The first fun activity is a number puzzle that goes from zero to ten.  Students put the pieces in order.  They use the dots to help them count and the rainbow colors stair step up to help kids see that each number increases the amount of dots by one.  It looks easy, but it is quite challenging for many kids.



The second activity is for your literacy center.   It is a simple alphabet puzzle, but the letters are lower case, and if your classroom is like mine, kids recognize upper case more easily than lower case, so the practice putting this puzzle together helps them with lower case letters identification.  The puzzle uses super cute Wild Things and is so much fun.  I like to print a copy that I don't cut apart so my kids who need extra scaffolding can use that to help them.  My more advanced learners like to put it together without looking at the completed puzzle.



Both of the activities are super easy to prep and you can have them in a learning center in no time.
If you find them useful in your classroom, please leave feedback.
Thanks!

I hope your kids love these as much as mine do.


Managing Math and Literacy Centers

Tuesday, September 16, 2014
Well, it's the third week of school and we are just now starting afternoon rotations.  Each afternoon the kids rotate through 4 areas; they spend 15 minutes with me, 15 minutes with a parent, 15 minutes at a center, and 15 minutes working independently at their desk.  The groups are small (6 kids) and the kids rotate with their group.  

My little Kinders are wiped out in the afternoons.  We spend our mornings on math, reading and writing and after lunch my 5 and 6 year olds need a lot of movement and a lot of fun. That is why I do rotations. The parent will usually do an art, science, or math activity while I will work with the kids on writing, math or literature.  Having parents in helping really allows me to do those messy projects that require small groups of kids. (Thank you parents for taking on the mess!)  I, on the other hand, can do some RTI and reteaching or I can introduce new content to the small groups.

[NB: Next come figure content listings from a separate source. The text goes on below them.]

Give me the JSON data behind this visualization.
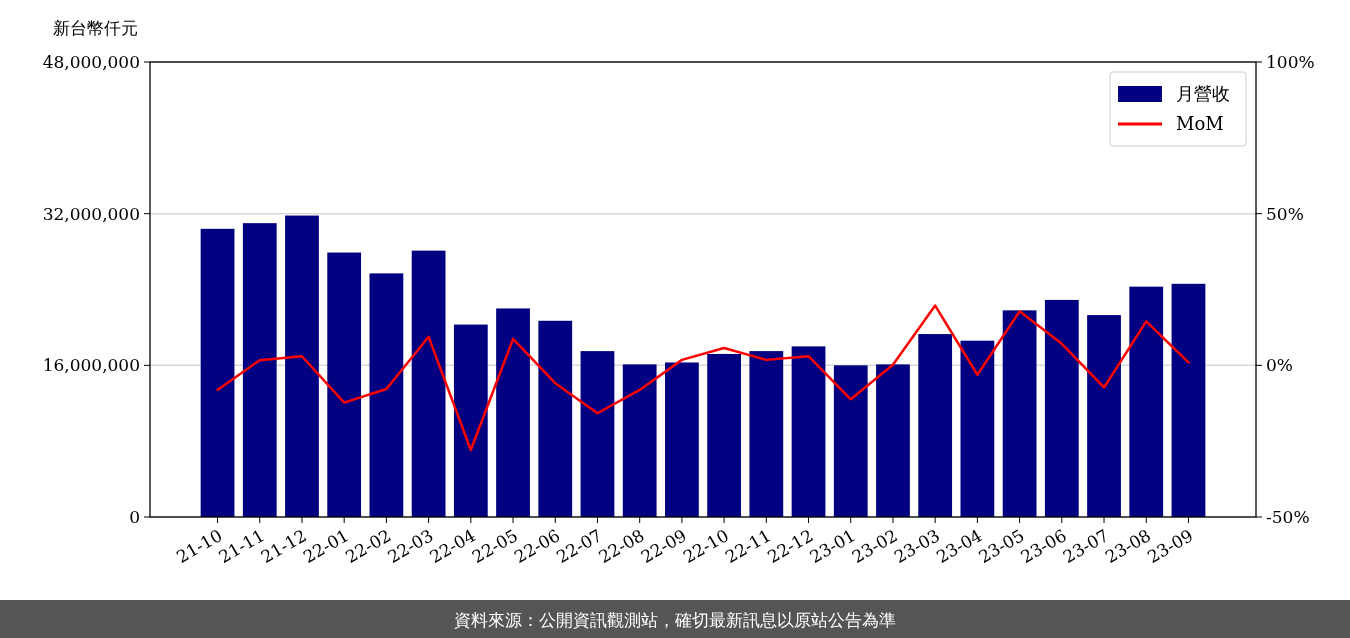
{
  "chart_data": {
    "type": "bar",
    "ylabel": "新台幣仟元",
    "categories": [
      "21-10",
      "21-11",
      "21-12",
      "22-01",
      "22-02",
      "22-03",
      "22-04",
      "22-05",
      "22-06",
      "22-07",
      "22-08",
      "22-09",
      "22-10",
      "22-11",
      "22-12",
      "23-01",
      "23-02",
      "23-03",
      "23-04",
      "23-05",
      "23-06",
      "23-07",
      "23-08",
      "23-09"
    ],
    "series": [
      {
        "name": "月營收",
        "color": "#000080",
        "values": [
          30400000,
          31000000,
          31800000,
          27900000,
          25700000,
          28100000,
          20300000,
          22000000,
          20700000,
          17500000,
          16100000,
          16300000,
          17200000,
          17500000,
          18000000,
          16000000,
          16100000,
          19300000,
          18600000,
          21800000,
          22900000,
          21300000,
          24300000,
          24600000
        ]
      },
      {
        "name": "MoM",
        "type": "line",
        "axis": "y2",
        "color": "#ff0000",
        "values": [
          -8.1,
          1.7,
          3.0,
          -12.3,
          -7.8,
          9.4,
          -27.9,
          8.7,
          -5.9,
          -15.8,
          -8.1,
          1.8,
          5.7,
          1.8,
          3.0,
          -11.2,
          0.2,
          19.7,
          -3.1,
          17.8,
          7.1,
          -7.3,
          14.5,
          1.0
        ]
      }
    ],
    "ylim": [
      0,
      48000000
    ],
    "yticks": [
      {
        "value": 0,
        "label": "0"
      },
      {
        "value": 16000000,
        "label": "16,000,000"
      },
      {
        "value": 32000000,
        "label": "32,000,000"
      },
      {
        "value": 48000000,
        "label": "48,000,000"
      }
    ],
    "y2lim": [
      -50,
      100
    ],
    "y2ticks": [
      {
        "value": -50,
        "label": "-50%"
      },
      {
        "value": 0,
        "label": "0%"
      },
      {
        "value": 50,
        "label": "50%"
      },
      {
        "value": 100,
        "label": "100%"
      }
    ],
    "grid": "y",
    "legend": "top right",
    "annotations": [
      "資料來源：公開資訊觀測站，確切最新訊息以原站公告為準"
    ]
  }
}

The key to having successful and productive afternoon rotations are the center activities.  Yes, that's right, the centers are the key!  The kids need to work quietly and independently at their center.

letter identification

Making sure that centers run properly and that kids stay on task takes two things- engaging activities and training.  Here I set up an I SPY Letters center where I trained the kids on the expectations of the center.  We did it in a group of 6 but the next time they see it, it will be an individual center activity.  

I often introduce a brand new center in different ways.  Some centers are so intuitive that they just take a quick intro and the kids are off and running.  Other centers need more practice before the kids are ready to work on them independently.  The I SPY sheets are very intuitive, but I wanted to stress how we take care of the markers, how we clean up when the "clean up signal" rings, etc.  It was more about the procedures than the activity- it is the 3rd week of school after all.  Later in the year when I put in the Word Family I SPY sheets the kids don't need to be trained.  

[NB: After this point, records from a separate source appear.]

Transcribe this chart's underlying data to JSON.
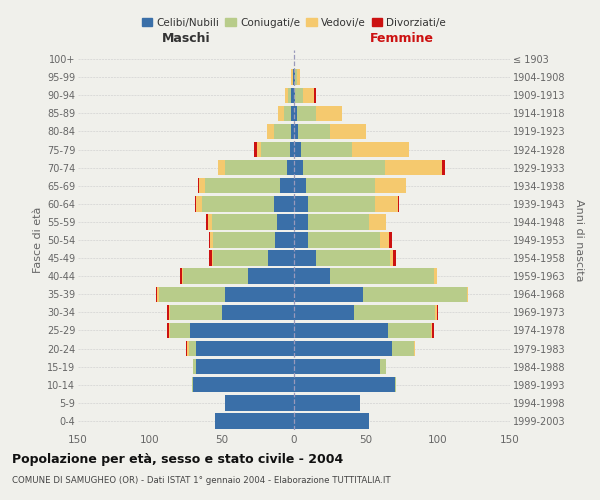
{
  "age_groups": [
    "0-4",
    "5-9",
    "10-14",
    "15-19",
    "20-24",
    "25-29",
    "30-34",
    "35-39",
    "40-44",
    "45-49",
    "50-54",
    "55-59",
    "60-64",
    "65-69",
    "70-74",
    "75-79",
    "80-84",
    "85-89",
    "90-94",
    "95-99",
    "100+"
  ],
  "birth_years": [
    "1999-2003",
    "1994-1998",
    "1989-1993",
    "1984-1988",
    "1979-1983",
    "1974-1978",
    "1969-1973",
    "1964-1968",
    "1959-1963",
    "1954-1958",
    "1949-1953",
    "1944-1948",
    "1939-1943",
    "1934-1938",
    "1929-1933",
    "1924-1928",
    "1919-1923",
    "1914-1918",
    "1909-1913",
    "1904-1908",
    "≤ 1903"
  ],
  "males": {
    "celibe": [
      55,
      48,
      70,
      68,
      68,
      72,
      50,
      48,
      32,
      18,
      13,
      12,
      14,
      10,
      5,
      3,
      2,
      2,
      2,
      1,
      0
    ],
    "coniugato": [
      0,
      0,
      1,
      2,
      5,
      14,
      36,
      46,
      45,
      38,
      43,
      45,
      50,
      52,
      43,
      20,
      12,
      5,
      2,
      0,
      0
    ],
    "vedovo": [
      0,
      0,
      0,
      0,
      1,
      1,
      1,
      1,
      1,
      1,
      2,
      3,
      4,
      4,
      5,
      3,
      5,
      4,
      2,
      1,
      0
    ],
    "divorziato": [
      0,
      0,
      0,
      0,
      1,
      1,
      1,
      1,
      1,
      2,
      1,
      1,
      1,
      1,
      0,
      2,
      0,
      0,
      0,
      0,
      0
    ]
  },
  "females": {
    "nubile": [
      52,
      46,
      70,
      60,
      68,
      65,
      42,
      48,
      25,
      15,
      10,
      10,
      10,
      8,
      6,
      5,
      3,
      2,
      1,
      1,
      0
    ],
    "coniugata": [
      0,
      0,
      1,
      4,
      15,
      30,
      56,
      72,
      72,
      52,
      50,
      42,
      46,
      48,
      57,
      35,
      22,
      13,
      5,
      1,
      0
    ],
    "vedova": [
      0,
      0,
      0,
      0,
      1,
      1,
      1,
      1,
      2,
      2,
      6,
      12,
      16,
      22,
      40,
      40,
      25,
      18,
      8,
      2,
      0
    ],
    "divorziata": [
      0,
      0,
      0,
      0,
      0,
      1,
      1,
      0,
      0,
      2,
      2,
      0,
      1,
      0,
      2,
      0,
      0,
      0,
      1,
      0,
      0
    ]
  },
  "colors": {
    "celibe": "#3a6fa8",
    "coniugato": "#b8cc8a",
    "vedovo": "#f5c96e",
    "divorziato": "#cc1111"
  },
  "title": "Popolazione per età, sesso e stato civile - 2004",
  "subtitle": "COMUNE DI SAMUGHEO (OR) - Dati ISTAT 1° gennaio 2004 - Elaborazione TUTTITALIA.IT",
  "ylabel_left": "Fasce di età",
  "ylabel_right": "Anni di nascita",
  "xlabel_left": "Maschi",
  "xlabel_right": "Femmine",
  "xlim": 150,
  "bg_color": "#f0f0eb",
  "legend_labels": [
    "Celibi/Nubili",
    "Coniugati/e",
    "Vedovi/e",
    "Divorziati/e"
  ]
}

I set my literacy and math centers up so that the kids can choose which activity they want to work on during their center time.  This helps them stay engaged and on task.  I have differentiated activities so kids can choose to challenge themselves or just have fun and gain confidence doing something that comes easily to them.  It has been my experience that kids don't choose activities that will bore them by being too easy.

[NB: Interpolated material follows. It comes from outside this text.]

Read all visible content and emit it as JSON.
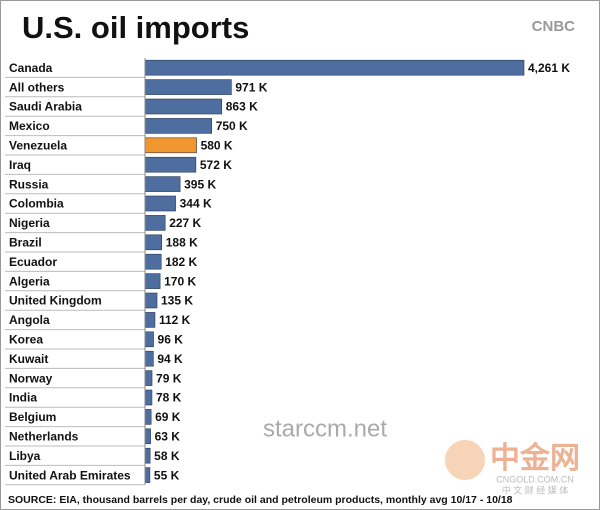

I also include a developmental rotation each week, so the kids can have the time "playing" that we all know is so very valuable and necessary.  I have blocks, legos, puzzles, a doll house, a housekeeping center, Zoobs, Wedgits, Lincoln Logs, lacing, felt boards, and other fun and developmentally appropriate activities.  

Our afternoons are action packed and filled with fun.  We get so many different things done during our afternoon rotations- all thanks to our center activities (and our wonderful parent volunteers).